Abajo, en el contenedor, entre cascotes, pedruscos y polvo están las cosas de Manolita. Su cenicero en forma de hoja, sus cazos desportillados, el jarrón violeta con las flores secas, la manta escocesa, el cuadro de los patos nadando en fila por un río con bambúes a los lados, el espejo de marco dorado donde se miraba antes de salir de casa, donde se arreglaba el pelo teñido de un negro muy negro y se daba el último repaso al carmín extendiéndolo por labios y dientes.

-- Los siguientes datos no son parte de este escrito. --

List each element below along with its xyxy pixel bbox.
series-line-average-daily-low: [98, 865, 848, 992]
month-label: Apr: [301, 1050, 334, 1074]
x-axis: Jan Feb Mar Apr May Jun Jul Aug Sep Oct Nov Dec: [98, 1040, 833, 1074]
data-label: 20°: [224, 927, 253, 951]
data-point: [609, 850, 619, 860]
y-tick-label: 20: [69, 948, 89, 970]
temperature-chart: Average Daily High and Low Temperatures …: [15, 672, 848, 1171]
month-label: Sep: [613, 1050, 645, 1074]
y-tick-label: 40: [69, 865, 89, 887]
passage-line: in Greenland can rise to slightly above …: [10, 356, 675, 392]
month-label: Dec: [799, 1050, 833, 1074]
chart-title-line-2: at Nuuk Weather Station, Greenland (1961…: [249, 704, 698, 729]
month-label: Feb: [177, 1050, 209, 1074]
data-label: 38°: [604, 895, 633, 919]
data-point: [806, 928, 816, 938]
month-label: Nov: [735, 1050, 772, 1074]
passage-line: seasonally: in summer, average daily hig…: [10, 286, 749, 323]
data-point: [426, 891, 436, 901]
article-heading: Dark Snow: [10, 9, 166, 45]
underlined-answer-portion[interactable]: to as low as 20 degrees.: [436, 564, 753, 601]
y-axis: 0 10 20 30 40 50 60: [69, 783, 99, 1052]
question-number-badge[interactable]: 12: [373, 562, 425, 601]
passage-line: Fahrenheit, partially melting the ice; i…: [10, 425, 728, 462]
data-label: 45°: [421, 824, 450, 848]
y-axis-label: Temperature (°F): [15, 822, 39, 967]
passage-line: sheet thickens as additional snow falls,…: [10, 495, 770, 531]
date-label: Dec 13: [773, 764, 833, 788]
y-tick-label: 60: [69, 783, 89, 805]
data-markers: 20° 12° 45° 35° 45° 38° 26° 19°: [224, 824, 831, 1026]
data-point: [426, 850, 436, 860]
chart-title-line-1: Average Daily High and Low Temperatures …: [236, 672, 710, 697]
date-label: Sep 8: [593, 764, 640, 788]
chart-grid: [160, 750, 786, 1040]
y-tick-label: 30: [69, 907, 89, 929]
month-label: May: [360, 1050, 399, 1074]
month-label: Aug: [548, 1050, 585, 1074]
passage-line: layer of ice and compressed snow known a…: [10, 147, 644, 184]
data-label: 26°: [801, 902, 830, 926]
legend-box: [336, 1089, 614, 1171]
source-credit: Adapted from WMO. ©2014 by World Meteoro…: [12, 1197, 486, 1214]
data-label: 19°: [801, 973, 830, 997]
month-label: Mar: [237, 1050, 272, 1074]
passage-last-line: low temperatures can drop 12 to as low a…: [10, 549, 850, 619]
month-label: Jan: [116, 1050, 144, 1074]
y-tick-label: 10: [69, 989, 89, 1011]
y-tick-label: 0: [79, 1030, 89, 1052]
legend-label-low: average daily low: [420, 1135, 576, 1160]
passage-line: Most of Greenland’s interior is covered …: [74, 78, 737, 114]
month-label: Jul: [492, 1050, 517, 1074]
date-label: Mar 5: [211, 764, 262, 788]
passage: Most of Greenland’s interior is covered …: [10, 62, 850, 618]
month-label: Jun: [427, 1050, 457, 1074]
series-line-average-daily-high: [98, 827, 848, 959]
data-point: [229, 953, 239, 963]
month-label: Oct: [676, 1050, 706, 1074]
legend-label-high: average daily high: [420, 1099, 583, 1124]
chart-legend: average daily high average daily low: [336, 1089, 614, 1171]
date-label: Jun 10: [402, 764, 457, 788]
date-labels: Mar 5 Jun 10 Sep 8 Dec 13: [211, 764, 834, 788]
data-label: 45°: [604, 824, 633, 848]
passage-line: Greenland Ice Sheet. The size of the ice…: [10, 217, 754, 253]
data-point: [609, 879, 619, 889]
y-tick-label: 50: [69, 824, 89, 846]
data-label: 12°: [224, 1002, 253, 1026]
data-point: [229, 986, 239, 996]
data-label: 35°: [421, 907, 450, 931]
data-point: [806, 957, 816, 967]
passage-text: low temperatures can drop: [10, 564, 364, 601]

Los platos con el filo dorado que usaba en Navidad cuando venían a comer sus sobrinos, esos sobrinos misteriosos de los que siempre hablaba en el ascensor, con su voz lenta y pastosa, como si acabara de comerse un polvorón, como si se pasara el día comiendo polvorones. Las perchas de su armario, un abrigo con el cuello de astracán que pudo ser elegante hace dos siglos, novelas amarillentas de intriga y amor, polvo, polvo, mucho polvo, una alfombra que fue roja y ahora es gris, la tetera azul decorada con floripondios chinescos. Y más cosas y cosas acumuladas durante toda una vida. Queridas, deseadas, protegidas cosas que ahora parecen roñosas, feas y ridículas y que los obreros siguen bajando en sacos, mezcladas con los tabiques demolidos y con jirones de papel pintado.
Y casi al instante, rodeando el contenedor, aparece un gran grupo de mendigos, muchos van descalzos porque son la mafia de los descalzos, luego llegan los del clan de las muletas, bastones y otras prótesis que sueltan sin contemplaciones para ponerse a escarbar y después otros más, dispersos, autónomos, mendigos por cuenta propia. Los más profesionales llevan carros de supermercado y dentro meten con prisa todo lo que pillan, sin pararse a hacer elecciones, hasta trozos de muros se llevan. Los demás se guardan lo que pueden en bolsas de plástico o en los bolsillos.
A los diez minutos no queda ninguna pertenencia de Manolita, así de rápido se liquida el rastro material de noventa años sobre la tierra. Solo polvo, nubes de polvo blanco sobrevolando la acera y el cenicero en forma de hoja. A uno de los recicladores se le cayó al suelo, justo debajo del árbol, junto a otras hojas verdaderas, como una extraña aportación al otoño.